The deal is anticipated to close by the end of the second quarter.
Chairman and CEO Andy Silvernail said that finding the right buyer for the plants, which are located across France, Portugal, and Spain, has been a priority since the DS Smith acquisition.
"I'm pleased we have found one in PALM," he stated, adding that the company appreciates the contributions of the teams at these sites and is confident they will succeed under new ownership.
The sale fulfills a commitment made to the European Commission as a condition of International Paper's acquisition of DS Smith,. Final approval of the buyer is still pending.
Once complete, the divestment will satisfy all of IP's regulatory obligations tied to the deal.
In February, International Paper announced the planned closure of four U.S. facilities, affecting over 670 employees. The sites include the Red River containerboard mill in Louisiana, a recycling plant in Arizona, a box plant in Pennsylvania, and a sheet feeder operation in Missouri—all scheduled to shut down by April 2025. The Red River closure alone will reduce annual containerboard output by 800,000 tons.

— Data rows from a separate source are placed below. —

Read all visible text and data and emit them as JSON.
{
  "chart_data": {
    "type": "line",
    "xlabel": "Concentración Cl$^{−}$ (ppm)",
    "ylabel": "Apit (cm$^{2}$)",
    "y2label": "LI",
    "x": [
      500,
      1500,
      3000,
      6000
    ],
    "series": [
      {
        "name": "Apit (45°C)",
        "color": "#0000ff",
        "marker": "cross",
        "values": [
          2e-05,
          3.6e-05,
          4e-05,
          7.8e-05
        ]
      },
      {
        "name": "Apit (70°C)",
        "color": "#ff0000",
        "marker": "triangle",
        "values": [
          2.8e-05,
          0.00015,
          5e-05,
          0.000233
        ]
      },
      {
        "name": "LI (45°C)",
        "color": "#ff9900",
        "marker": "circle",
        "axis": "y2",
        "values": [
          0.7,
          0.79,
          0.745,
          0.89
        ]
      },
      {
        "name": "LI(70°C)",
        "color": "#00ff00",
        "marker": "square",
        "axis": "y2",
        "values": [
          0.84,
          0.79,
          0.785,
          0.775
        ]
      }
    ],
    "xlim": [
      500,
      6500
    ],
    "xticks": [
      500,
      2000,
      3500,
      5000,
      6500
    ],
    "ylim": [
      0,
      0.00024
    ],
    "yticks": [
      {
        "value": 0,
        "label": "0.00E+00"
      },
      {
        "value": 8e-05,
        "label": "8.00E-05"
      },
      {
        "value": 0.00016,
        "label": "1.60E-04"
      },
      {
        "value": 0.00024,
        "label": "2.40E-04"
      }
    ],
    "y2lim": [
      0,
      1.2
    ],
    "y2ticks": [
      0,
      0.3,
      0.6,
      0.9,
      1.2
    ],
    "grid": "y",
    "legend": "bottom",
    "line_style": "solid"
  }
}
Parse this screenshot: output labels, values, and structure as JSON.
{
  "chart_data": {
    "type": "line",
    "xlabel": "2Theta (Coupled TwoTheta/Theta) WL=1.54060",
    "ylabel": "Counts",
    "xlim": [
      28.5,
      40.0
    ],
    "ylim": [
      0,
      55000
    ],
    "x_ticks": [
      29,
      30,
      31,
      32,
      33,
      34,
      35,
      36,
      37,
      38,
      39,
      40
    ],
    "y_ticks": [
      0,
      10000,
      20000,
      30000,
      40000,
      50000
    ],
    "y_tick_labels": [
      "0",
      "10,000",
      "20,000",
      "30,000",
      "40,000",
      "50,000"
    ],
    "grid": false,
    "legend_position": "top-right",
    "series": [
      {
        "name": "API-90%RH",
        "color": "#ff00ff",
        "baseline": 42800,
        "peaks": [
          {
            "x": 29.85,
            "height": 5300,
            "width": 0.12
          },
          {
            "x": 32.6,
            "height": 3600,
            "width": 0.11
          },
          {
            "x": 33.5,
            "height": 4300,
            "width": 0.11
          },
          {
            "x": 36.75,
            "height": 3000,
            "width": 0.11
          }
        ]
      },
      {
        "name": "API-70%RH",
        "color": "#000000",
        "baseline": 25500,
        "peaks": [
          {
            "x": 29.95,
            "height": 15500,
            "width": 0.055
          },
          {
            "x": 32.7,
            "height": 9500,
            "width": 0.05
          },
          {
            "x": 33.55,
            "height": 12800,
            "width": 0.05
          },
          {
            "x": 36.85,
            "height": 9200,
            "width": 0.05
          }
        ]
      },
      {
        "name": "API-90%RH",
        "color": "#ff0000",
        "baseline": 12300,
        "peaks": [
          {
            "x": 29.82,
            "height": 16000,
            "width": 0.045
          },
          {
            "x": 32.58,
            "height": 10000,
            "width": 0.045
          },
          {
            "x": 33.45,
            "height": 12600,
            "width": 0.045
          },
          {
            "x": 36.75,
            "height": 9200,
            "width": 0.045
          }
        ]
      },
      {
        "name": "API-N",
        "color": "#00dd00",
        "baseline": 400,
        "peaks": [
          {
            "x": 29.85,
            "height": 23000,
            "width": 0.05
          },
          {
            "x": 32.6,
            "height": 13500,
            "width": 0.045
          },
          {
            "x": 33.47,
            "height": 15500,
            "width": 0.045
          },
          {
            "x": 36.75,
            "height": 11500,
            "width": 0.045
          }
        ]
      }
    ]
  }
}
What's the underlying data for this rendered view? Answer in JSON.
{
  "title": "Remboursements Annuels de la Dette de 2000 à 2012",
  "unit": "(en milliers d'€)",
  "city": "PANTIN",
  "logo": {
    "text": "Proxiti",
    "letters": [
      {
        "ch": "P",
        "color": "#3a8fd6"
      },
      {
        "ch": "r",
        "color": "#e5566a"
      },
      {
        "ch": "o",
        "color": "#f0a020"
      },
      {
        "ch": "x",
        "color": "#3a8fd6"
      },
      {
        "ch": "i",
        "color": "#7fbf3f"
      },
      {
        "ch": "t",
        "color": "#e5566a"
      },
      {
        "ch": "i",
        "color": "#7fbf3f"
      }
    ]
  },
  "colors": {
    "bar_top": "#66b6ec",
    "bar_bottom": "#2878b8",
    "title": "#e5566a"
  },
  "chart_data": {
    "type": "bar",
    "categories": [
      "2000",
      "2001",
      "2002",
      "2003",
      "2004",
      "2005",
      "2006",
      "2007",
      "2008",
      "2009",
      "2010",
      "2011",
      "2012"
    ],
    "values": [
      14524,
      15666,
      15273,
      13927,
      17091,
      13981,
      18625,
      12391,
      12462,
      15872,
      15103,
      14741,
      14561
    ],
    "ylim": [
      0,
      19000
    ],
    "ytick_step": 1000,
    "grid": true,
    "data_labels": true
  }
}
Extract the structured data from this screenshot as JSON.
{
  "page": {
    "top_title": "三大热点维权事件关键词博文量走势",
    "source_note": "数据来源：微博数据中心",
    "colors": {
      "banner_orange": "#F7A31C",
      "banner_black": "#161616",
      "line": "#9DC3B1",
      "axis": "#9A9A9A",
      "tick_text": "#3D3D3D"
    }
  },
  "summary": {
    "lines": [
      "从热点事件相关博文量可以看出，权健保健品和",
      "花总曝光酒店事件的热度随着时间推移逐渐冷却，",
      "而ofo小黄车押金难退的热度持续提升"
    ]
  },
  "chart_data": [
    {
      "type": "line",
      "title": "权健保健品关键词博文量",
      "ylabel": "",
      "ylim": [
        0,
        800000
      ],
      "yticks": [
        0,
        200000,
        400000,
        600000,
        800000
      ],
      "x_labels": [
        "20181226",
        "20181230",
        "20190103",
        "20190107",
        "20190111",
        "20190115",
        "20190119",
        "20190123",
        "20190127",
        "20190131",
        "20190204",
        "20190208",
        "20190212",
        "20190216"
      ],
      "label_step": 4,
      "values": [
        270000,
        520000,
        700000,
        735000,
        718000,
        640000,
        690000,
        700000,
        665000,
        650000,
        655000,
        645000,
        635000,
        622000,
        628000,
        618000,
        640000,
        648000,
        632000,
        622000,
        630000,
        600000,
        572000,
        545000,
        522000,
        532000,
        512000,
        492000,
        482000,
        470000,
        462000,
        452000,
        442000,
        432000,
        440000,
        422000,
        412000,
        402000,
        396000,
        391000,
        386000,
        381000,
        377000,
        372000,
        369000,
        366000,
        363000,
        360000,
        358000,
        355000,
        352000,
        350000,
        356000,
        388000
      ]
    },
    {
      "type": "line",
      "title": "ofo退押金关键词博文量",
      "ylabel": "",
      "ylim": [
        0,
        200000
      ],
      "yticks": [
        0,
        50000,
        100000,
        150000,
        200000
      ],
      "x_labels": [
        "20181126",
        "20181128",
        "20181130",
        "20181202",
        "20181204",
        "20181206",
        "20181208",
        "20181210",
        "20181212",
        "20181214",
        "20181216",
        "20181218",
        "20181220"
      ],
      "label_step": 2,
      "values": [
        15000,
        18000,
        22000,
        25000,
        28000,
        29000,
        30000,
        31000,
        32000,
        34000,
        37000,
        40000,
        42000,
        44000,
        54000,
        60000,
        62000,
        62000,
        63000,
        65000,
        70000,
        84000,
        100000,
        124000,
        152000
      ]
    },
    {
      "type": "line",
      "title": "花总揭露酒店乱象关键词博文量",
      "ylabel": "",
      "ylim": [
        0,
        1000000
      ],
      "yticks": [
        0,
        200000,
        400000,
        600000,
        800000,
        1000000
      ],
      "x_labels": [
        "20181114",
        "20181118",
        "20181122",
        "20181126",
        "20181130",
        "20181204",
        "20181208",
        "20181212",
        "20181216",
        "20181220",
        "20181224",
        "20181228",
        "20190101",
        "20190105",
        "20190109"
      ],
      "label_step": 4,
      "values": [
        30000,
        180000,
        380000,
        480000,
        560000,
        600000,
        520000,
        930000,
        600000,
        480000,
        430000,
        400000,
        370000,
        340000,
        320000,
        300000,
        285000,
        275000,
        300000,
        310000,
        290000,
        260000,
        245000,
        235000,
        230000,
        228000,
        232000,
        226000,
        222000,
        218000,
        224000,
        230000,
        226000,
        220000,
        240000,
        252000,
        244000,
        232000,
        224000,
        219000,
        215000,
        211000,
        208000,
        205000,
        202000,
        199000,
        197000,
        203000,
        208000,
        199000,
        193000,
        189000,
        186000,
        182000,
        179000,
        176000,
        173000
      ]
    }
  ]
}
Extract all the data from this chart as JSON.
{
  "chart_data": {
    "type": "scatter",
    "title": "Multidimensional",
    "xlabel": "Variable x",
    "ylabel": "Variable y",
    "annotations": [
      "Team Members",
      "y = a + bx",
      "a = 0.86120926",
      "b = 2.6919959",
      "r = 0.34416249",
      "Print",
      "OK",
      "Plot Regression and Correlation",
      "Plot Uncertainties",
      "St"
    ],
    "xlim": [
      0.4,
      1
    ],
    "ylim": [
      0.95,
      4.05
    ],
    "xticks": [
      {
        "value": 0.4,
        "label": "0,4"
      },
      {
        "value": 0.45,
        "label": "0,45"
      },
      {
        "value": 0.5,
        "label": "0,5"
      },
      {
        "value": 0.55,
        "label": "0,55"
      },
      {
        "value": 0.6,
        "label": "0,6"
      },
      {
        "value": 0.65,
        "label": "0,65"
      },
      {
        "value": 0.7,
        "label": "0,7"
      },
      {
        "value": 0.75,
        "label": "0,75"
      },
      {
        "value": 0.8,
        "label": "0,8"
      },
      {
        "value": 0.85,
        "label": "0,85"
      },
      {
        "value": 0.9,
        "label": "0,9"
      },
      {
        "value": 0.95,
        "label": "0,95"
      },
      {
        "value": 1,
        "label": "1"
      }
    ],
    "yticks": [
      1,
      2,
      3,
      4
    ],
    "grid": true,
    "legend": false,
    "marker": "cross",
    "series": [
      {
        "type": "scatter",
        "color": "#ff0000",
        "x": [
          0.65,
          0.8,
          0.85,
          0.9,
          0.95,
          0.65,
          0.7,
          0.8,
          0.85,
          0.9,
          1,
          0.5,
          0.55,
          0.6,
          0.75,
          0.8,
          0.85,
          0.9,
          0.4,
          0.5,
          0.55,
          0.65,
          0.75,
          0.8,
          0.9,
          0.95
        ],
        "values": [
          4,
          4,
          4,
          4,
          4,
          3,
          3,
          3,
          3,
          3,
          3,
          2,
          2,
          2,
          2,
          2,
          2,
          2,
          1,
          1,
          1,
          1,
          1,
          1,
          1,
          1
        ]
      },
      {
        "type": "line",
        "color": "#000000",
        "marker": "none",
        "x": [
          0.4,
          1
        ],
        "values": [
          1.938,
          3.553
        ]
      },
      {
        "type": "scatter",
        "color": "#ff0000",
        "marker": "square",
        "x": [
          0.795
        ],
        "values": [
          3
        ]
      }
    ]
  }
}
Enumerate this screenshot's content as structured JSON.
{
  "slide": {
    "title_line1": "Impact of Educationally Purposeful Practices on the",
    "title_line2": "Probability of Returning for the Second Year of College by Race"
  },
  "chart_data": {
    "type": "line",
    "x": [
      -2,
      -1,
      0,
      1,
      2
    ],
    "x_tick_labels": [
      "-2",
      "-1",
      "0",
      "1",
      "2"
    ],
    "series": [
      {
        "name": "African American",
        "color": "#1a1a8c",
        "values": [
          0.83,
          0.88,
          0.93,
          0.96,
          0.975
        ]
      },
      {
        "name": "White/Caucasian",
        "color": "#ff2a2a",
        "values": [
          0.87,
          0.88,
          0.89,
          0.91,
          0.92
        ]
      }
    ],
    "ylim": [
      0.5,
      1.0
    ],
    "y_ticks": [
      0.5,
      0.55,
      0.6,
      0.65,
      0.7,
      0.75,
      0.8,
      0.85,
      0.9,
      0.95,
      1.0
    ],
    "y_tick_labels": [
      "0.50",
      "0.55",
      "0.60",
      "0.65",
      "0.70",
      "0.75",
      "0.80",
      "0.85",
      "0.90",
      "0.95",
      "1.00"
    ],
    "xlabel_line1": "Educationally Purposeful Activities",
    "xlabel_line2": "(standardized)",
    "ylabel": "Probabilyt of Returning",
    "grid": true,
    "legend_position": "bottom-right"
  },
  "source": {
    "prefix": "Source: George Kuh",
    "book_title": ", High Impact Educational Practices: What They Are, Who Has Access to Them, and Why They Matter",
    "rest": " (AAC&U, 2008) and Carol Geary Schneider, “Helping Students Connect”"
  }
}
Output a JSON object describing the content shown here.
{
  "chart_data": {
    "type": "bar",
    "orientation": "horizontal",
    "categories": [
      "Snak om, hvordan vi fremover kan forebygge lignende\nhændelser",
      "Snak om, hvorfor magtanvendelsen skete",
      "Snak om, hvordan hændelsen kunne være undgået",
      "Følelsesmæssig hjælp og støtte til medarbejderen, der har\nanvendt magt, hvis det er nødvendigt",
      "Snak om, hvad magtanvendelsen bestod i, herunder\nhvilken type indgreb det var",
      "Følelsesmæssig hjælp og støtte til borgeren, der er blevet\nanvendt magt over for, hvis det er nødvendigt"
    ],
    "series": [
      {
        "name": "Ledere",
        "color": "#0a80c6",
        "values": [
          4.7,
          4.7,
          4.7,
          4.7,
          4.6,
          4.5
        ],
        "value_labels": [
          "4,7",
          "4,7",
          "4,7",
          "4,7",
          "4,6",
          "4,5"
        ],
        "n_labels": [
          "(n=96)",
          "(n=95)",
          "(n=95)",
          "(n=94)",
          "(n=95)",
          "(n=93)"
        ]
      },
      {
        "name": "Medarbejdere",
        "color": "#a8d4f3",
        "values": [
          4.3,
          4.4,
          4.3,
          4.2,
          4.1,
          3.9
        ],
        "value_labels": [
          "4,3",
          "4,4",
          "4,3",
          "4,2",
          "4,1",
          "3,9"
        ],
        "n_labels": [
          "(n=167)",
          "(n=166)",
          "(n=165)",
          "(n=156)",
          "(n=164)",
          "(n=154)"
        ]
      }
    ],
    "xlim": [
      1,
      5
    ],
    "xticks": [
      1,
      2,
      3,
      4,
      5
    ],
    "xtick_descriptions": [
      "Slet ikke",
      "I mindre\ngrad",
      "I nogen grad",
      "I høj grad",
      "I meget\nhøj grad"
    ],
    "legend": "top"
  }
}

The negotiations follow International Paper's January acquisition of DS Smith, a deal that established the company as a global leader in sustainable packaging with a strong presence in North America and Europe. The transaction is expected to yield at least $514 million in synergies and be earnings-per-share accretive in its first year.
Price Action: At the last check on Monday, IP shares were trading at around $47.54 at the time of publication.